🔊“What Would It Look Like?” – Introduction to Agroforestry with the Field Notes Podcast
Last month, podcast host Jacob Grace was invited to appear on another podcast, the Field Notes Podcast, produced by the University of Wisconsin-Madison Division of Extension. The podcast is hosted by Will Fullwider and Michael Geissinger, two extension educators with a focus on Wisconsin crop production. Eric Wolske, Illinois hub manager for Canopy Farm Management, also appeared on the episode.
Just think of this episode as “a podcast within a podcast”!
Transcript has been edited for brevity and clarity.
Michael: What is agroforestry? Why might it be beneficial in Wisconsin?

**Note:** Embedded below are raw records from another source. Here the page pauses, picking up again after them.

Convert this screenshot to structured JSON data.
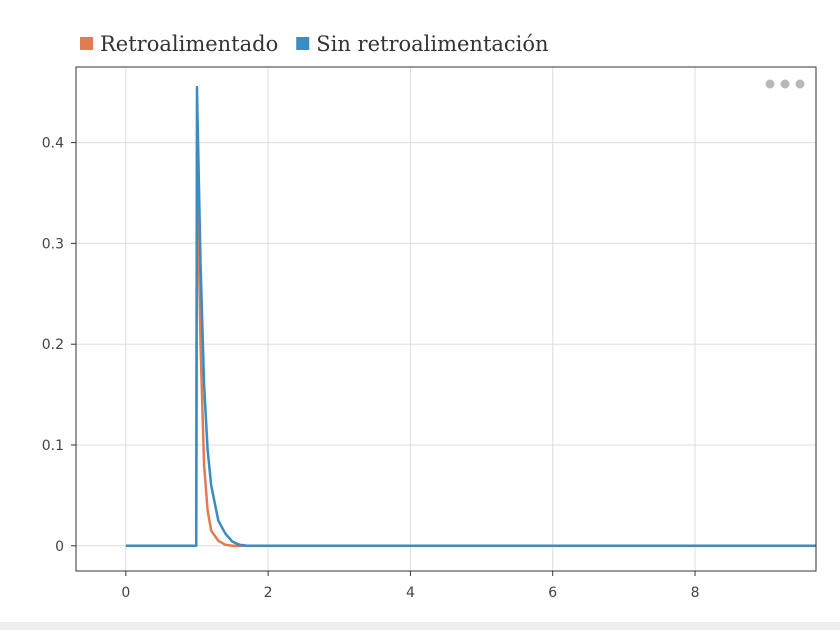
{
  "menu": {
    "icon": "more-dots-icon"
  },
  "chart_data": {
    "type": "line",
    "title": "",
    "xlabel": "",
    "ylabel": "",
    "xlim": [
      -0.7,
      9.7
    ],
    "ylim": [
      -0.025,
      0.475
    ],
    "grid": true,
    "legend_position": "top-left",
    "xticks": [
      0,
      2,
      4,
      6,
      8
    ],
    "xtick_labels": [
      "0",
      "2",
      "4",
      "6",
      "8"
    ],
    "yticks": [
      0,
      0.1,
      0.2,
      0.3,
      0.4
    ],
    "ytick_labels": [
      "0",
      "0.1",
      "0.2",
      "0.3",
      "0.4"
    ],
    "series": [
      {
        "name": "Retroalimentado",
        "color": "#e07b54",
        "x": [
          0,
          0.99,
          1.0,
          1.05,
          1.1,
          1.15,
          1.2,
          1.3,
          1.4,
          1.5,
          1.6,
          2,
          9.7
        ],
        "y": [
          0,
          0,
          0.39,
          0.2,
          0.08,
          0.035,
          0.015,
          0.005,
          0.001,
          0,
          0,
          0,
          0
        ]
      },
      {
        "name": "Sin retroalimentación",
        "color": "#3a8cc2",
        "x": [
          0,
          0.99,
          1.0,
          1.05,
          1.1,
          1.15,
          1.2,
          1.3,
          1.4,
          1.5,
          1.6,
          1.7,
          2,
          9.7
        ],
        "y": [
          0,
          0,
          0.455,
          0.28,
          0.16,
          0.095,
          0.06,
          0.025,
          0.012,
          0.004,
          0.001,
          0,
          0,
          0
        ]
      }
    ]
  }
}
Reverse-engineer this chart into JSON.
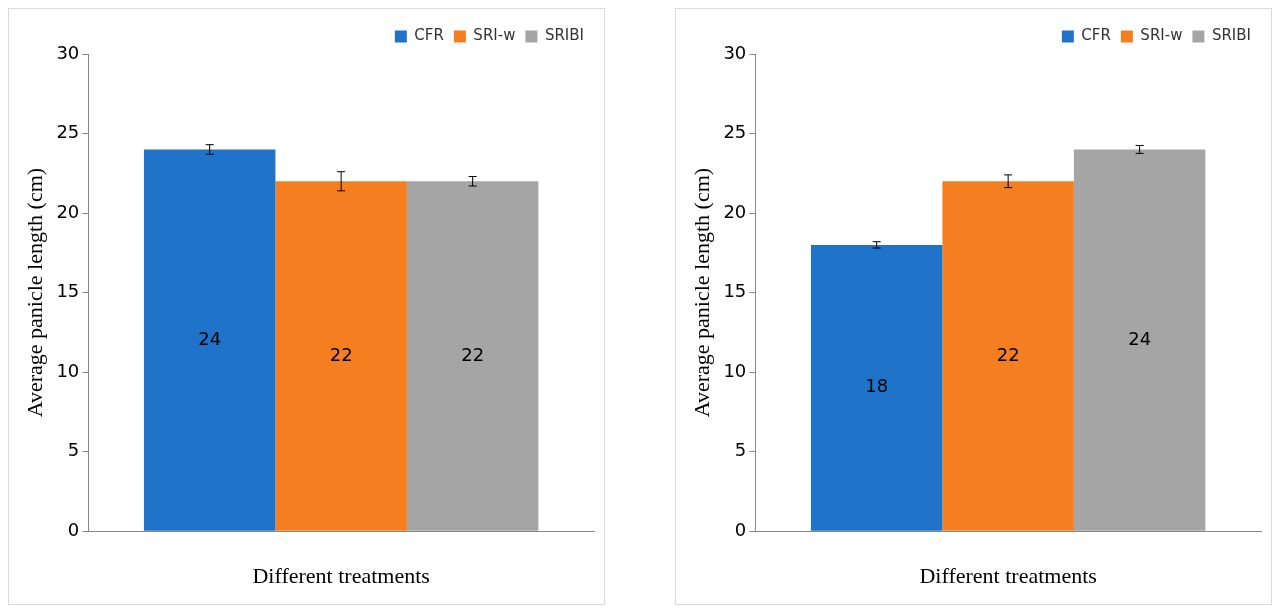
{
  "chart_data": [
    {
      "type": "bar",
      "categories": [
        null
      ],
      "xlabel": "Different treatments",
      "ylabel": "Average panicle length (cm)",
      "ylim": [
        0,
        30
      ],
      "yticks": [
        0,
        5,
        10,
        15,
        20,
        25,
        30
      ],
      "grid": false,
      "legend": "top right",
      "data_labels": true,
      "series": [
        {
          "name": "CFR",
          "color": "#1f73c8",
          "values": [
            24
          ],
          "errors": [
            0.3
          ]
        },
        {
          "name": "SRI-w",
          "color": "#f57f20",
          "values": [
            22
          ],
          "errors": [
            0.6
          ]
        },
        {
          "name": "SRIBI",
          "color": "#a5a5a5",
          "values": [
            22
          ],
          "errors": [
            0.3
          ]
        }
      ]
    },
    {
      "type": "bar",
      "categories": [
        null
      ],
      "xlabel": "Different treatments",
      "ylabel": "Average panicle length (cm)",
      "ylim": [
        0,
        30
      ],
      "yticks": [
        0,
        5,
        10,
        15,
        20,
        25,
        30
      ],
      "grid": false,
      "legend": "top right",
      "data_labels": true,
      "series": [
        {
          "name": "CFR",
          "color": "#1f73c8",
          "values": [
            18
          ],
          "errors": [
            0.2
          ]
        },
        {
          "name": "SRI-w",
          "color": "#f57f20",
          "values": [
            22
          ],
          "errors": [
            0.4
          ]
        },
        {
          "name": "SRIBI",
          "color": "#a5a5a5",
          "values": [
            24
          ],
          "errors": [
            0.25
          ]
        }
      ]
    }
  ]
}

Jacob: So agroforestry can describe a lot of different things. Agroforestry is basically using trees for agricultural purposes. Keefe Keeley, our executive director, likes to say that agroforestry is “trees on farms on purpose”. So obviously that can describe all kinds of different things. And there are a lot of different reasons why people might want to have more trees on their farms, or be taking advantage of the trees they already have.
It amazes me how many different ways people find agroforestry, which to me is a sign of how many different benefits there are for people. Usually I don’t try to convince anyone to do agroforestry – usually they come up to me and tell me why they want to do agroforestry. And it is kind of across the board. It’s people that want another source of income for their farm. If it’s livestock producers, they’re concerned about shade and about the health of their animals. But like you say, it’s a lot of other things, too. There are a lot of conservation benefits. People like seeing more wildlife on the farm. They like having more diversity of plants. I mean, people just like having trees on their farms, trees and shrubs that look nice. They make people feel like they’re at home. That’s, you know, one of the pleasures of getting to live and work on a farm.
Kind of like Eric was saying, I’m talking to more and more people who are thinking about trees and agroforestry as kind of a way to bridge or connect different generations on the farm. So people who have farmland and don’t necessarily know where it’s going to go or who’s going to get it – or maybe they know exactly who’s going to be taking over that land – they want to do something now that can be a benefit to the next generation. And they’re very attracted by the potential of trees.